I am using the RobertaTokenizerFast to tokenize some sentences and align them with annotations. I noticed an issue with some chatacters
from transformers import BatchEncoding, RobertaTokenizerFast
from tokenizers import Encoding
tokenizer = RobertaTokenizerFast.from_pretrained("roberta-base")
text = "Mr K. Strážnicke came to visit today."
annotations = [dict(start=0,end=16,text="Mr K. Strážnicke",label="MALE")]
tokenized_batch : BatchEncoding = tokenizer(text)
tokenized_text :Encoding =tokenized_batch[0]

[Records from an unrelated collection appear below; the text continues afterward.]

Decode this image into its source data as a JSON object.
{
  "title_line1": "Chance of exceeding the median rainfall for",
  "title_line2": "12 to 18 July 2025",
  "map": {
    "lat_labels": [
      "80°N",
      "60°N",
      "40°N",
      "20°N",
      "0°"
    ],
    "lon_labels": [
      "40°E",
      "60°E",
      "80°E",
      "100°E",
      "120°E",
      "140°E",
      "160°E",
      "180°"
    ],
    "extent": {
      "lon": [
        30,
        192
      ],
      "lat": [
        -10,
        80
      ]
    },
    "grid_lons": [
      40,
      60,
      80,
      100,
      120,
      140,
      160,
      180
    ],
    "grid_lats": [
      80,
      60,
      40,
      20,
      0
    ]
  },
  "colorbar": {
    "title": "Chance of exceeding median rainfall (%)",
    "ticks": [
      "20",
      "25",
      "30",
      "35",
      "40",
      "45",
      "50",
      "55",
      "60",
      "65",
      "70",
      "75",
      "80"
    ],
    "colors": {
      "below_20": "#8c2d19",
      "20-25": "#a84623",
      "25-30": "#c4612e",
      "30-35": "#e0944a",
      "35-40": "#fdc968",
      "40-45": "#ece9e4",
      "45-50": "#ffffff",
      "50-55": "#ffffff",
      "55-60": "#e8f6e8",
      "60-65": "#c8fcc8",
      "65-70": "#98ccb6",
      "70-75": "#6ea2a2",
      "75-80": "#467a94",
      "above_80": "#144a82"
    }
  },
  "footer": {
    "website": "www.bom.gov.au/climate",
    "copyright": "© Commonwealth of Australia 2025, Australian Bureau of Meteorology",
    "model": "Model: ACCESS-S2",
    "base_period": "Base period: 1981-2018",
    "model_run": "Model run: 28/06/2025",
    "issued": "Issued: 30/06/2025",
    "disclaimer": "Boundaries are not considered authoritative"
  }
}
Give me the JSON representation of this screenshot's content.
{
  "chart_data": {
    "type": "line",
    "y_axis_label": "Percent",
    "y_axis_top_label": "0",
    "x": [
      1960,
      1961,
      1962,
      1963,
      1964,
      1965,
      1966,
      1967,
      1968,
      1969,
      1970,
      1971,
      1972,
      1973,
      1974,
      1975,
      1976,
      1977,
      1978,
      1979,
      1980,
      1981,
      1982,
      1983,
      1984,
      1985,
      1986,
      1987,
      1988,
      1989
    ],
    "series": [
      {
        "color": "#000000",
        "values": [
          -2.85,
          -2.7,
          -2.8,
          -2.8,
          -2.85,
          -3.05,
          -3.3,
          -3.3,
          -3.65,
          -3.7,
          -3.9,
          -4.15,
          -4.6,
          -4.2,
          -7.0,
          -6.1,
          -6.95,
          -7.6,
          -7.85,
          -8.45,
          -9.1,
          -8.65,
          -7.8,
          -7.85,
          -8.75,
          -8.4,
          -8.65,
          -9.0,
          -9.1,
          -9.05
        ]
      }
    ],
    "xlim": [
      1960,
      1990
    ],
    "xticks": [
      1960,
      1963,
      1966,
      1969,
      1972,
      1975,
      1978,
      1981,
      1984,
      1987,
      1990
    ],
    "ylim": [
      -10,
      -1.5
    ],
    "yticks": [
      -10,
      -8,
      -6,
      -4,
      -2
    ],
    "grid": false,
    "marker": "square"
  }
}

tokens = tokenized_text.tokens
print(tokens)
returns ['<s>', 'Mr', 'ĠK', '.', 'ĠStr', 'á', 'Å', '¾', 'nic', 'ke', 'Ġcame', 'Ġto', 'Ġvisit', 'Ġtoday', '.', '</s>']
If I were to align the tokens with the label, it ends up cutting the span in half at the '¾' character.
def align_tokens_and_annotations_bilou(tokenized: Encoding, annotations):
tokens = tokenized.tokens
aligned_labels = ["O"] * len(
tokens
)
for anno in annotations:
annotation_token_ix_set = (
set()
)
for char_ix in range(anno["start"], anno["end"]):
token_ix = tokenized.char_to_token(char_ix)
if token_ix is not None:
annotation_token_ix_set.add(token_ix)
last_token_in_anno_ix = len(annotation_token_ix_set) - 1
for num, token_ix in enumerate(sorted(annotation_token_ix_set)):
if num == 0:
prefix = "B"
else:
prefix = "I"
aligned_labels[token_ix] = f"{prefix}-{anno['label']}"
return aligned_labels
labels = align_tokens_and_annotations_bilou(tokenized_text, annotations)
for token, label in zip(tokens, labels):
print(token, "-", label)
returns
<s> - O
Mr - B-MALE
ĠK - I-MALE
. - I-MALE
ĠStr - I-MALE
á - I-MALE
Å - I-MALE
¾ - O
nic - I-MALE
ke - I-MALE
Ġcame - O
Ġto - O
Ġvisit - O
Ġtoday - O
. - O
</s> - O
I figured I could fix it by switching the annotation_token_ix_set to
annotation_token_ix_set=list(range(annotation_token_ix_set[0],annotation_token_ix_set[-1]+1))
which seems to work for the alignment and I could train the model, but then at test time if similar tokens exist it might mess with the predictions. Any advice on this issue?